После ухода колодников в подземелье сержант не раз появлялся у лекарской квартиры. Однажды довелось ему увидеть Настю. Постояли, потолковали, и сержант в упор предложил:
— Надежду имею сочетаться браком.
Та в ответ громко рассмеялась:
— И что ты такое надумал, соколик! Отзвенело мое время! Сердце в колобок сжалось…
Потом на ухо сержанту, чтобы отбить охоту к домогательству:
— Лекарь — старый холостяк. Сурьезного нраву человек. Не приведи бог, увидит тебя — лишусь куска хлеба. Ступай и больше не приходи.
С рудных поисков Федор решил завернуть в Незаметный — наведать Ваську Коромыслова. Чем ближе подходил, тем сильнее сжималось сердце от воспоминаний.
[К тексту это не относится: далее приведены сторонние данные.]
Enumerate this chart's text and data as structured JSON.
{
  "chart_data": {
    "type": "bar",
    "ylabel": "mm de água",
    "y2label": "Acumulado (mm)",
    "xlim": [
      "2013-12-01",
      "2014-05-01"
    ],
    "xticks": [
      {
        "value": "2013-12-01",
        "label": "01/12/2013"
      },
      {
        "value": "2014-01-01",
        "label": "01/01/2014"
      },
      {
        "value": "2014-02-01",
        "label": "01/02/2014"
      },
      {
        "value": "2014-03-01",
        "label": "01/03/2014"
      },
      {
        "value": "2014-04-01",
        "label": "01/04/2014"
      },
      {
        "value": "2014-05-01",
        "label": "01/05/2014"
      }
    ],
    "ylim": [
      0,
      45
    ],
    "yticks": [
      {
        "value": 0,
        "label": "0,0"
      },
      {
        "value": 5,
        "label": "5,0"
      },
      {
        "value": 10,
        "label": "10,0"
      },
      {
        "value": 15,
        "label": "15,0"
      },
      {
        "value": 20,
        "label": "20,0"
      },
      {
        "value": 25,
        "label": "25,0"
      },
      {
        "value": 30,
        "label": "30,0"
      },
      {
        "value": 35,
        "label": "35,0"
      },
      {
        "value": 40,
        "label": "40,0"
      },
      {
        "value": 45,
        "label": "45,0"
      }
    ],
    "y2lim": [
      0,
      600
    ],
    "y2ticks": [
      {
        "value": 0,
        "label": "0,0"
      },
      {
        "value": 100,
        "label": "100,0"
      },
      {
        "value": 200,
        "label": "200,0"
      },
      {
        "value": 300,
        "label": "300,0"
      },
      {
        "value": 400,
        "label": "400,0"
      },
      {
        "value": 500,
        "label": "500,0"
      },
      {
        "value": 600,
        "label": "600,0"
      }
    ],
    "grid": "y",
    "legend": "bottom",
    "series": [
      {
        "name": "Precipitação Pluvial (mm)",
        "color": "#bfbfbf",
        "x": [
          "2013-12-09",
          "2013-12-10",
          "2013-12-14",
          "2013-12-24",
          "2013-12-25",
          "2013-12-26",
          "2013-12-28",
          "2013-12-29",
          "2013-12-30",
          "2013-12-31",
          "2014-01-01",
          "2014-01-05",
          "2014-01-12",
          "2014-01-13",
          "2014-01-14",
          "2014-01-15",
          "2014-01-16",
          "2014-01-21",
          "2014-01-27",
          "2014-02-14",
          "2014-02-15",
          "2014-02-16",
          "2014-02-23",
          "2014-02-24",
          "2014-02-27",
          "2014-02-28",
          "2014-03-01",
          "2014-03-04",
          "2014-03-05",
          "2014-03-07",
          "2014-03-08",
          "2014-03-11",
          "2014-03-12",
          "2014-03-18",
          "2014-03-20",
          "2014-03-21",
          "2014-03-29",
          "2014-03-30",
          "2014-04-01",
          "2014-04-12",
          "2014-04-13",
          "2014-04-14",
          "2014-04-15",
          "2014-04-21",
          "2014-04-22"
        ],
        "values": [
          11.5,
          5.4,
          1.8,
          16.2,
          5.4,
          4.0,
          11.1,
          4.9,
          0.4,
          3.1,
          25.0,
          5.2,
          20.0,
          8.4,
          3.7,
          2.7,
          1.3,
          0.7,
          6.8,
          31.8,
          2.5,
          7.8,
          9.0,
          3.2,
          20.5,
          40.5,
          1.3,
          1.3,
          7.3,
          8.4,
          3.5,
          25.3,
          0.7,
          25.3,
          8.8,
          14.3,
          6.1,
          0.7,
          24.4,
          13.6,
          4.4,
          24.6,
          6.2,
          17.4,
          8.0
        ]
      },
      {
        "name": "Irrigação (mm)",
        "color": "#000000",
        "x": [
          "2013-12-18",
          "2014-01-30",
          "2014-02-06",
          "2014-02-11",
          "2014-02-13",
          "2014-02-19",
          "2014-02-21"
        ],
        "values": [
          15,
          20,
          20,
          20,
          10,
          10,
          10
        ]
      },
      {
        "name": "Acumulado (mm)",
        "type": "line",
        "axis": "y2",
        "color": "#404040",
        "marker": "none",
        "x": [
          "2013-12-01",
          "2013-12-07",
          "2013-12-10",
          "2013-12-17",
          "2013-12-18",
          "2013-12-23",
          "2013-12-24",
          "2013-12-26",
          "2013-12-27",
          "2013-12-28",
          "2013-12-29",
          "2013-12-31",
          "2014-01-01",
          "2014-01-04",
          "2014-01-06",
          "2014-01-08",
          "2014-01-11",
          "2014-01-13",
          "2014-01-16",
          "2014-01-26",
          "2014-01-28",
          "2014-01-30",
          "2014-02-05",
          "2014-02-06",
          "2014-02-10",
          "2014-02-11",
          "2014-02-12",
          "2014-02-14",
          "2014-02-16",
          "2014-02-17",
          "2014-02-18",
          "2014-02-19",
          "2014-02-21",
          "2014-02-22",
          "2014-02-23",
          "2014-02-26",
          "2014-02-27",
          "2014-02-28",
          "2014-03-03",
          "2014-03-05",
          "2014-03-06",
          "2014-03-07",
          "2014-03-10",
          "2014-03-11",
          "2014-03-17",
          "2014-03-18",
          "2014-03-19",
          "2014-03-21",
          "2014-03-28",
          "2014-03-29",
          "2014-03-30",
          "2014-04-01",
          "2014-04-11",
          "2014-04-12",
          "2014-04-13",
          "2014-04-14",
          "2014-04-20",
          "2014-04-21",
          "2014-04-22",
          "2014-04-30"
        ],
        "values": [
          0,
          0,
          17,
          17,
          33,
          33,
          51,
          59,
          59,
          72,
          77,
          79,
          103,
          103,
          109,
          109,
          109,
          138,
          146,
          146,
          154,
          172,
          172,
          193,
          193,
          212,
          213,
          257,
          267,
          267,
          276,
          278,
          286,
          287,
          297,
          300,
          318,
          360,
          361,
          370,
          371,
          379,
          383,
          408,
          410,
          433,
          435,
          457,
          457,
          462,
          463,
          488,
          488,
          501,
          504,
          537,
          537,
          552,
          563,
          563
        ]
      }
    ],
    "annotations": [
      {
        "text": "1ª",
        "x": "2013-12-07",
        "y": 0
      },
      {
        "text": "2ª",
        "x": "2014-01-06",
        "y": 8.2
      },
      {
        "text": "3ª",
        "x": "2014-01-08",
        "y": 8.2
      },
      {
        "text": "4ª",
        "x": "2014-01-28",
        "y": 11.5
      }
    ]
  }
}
Ведь все эти места не раз исхожены вместе с Соленым. Вот и те косогоры, где копали землю с Феклушей. А вот и затерянное ущелье, в котором Федор в первый раз не приметил человеческого убежища.
И вдруг Лелеснов вздрогнул — чья-то тяжелая рука легла на плечо. Оглянулся, увидел незнакомое лицо. В правой руке человека — длинный нож.
— Чего надобно и кто таков?
Федор чутьем уловил, что незнакомец неопасен. Приветливо пояснил:
— Ваську Коромыслова надобно мне. Понял?
Рука человека повисла плетью. Тряхнул чубатой, черной, как уголь, головой, понимающе протянул:
— А-а-а…
За кружкой чая на смородиновом листе больше говорил Васька.
— Думаю шагать отселе. Теперь не один я. Двоим-то в пути подручнее и веселее.
Федор вспомнил про Соленого, который так и не нашел желанной воли, как-то вяло и бесстрастно сказал:
— Что ж, спробуй… может, у тебя счастливее судьбина, чем у других. — Прогнав задумчивость, живо спросил: — Кто таков и из каких мест твой путник?
— Да, да! Совсем запамятовал про то. Секретный колодник. Со Змеевой горы убег. И опять-таки Настя во всем виновница.
Васька говорил с жаром. Часто, как птица на взлете крыльями, махал руками.
— Ить, что надумала Настя-то! Уж так затуманила сержанту стражнику глаза! Тем и воспользовалась, чтобы наведывать колодников на выходе. Украдкой рассовывала по котомкам хлеб и иной харч. А вот ентому — Митькой Кривошеиным зовется — напоследок подсунула пилку по железу. Через месяц при выходе Митька и задал тягу.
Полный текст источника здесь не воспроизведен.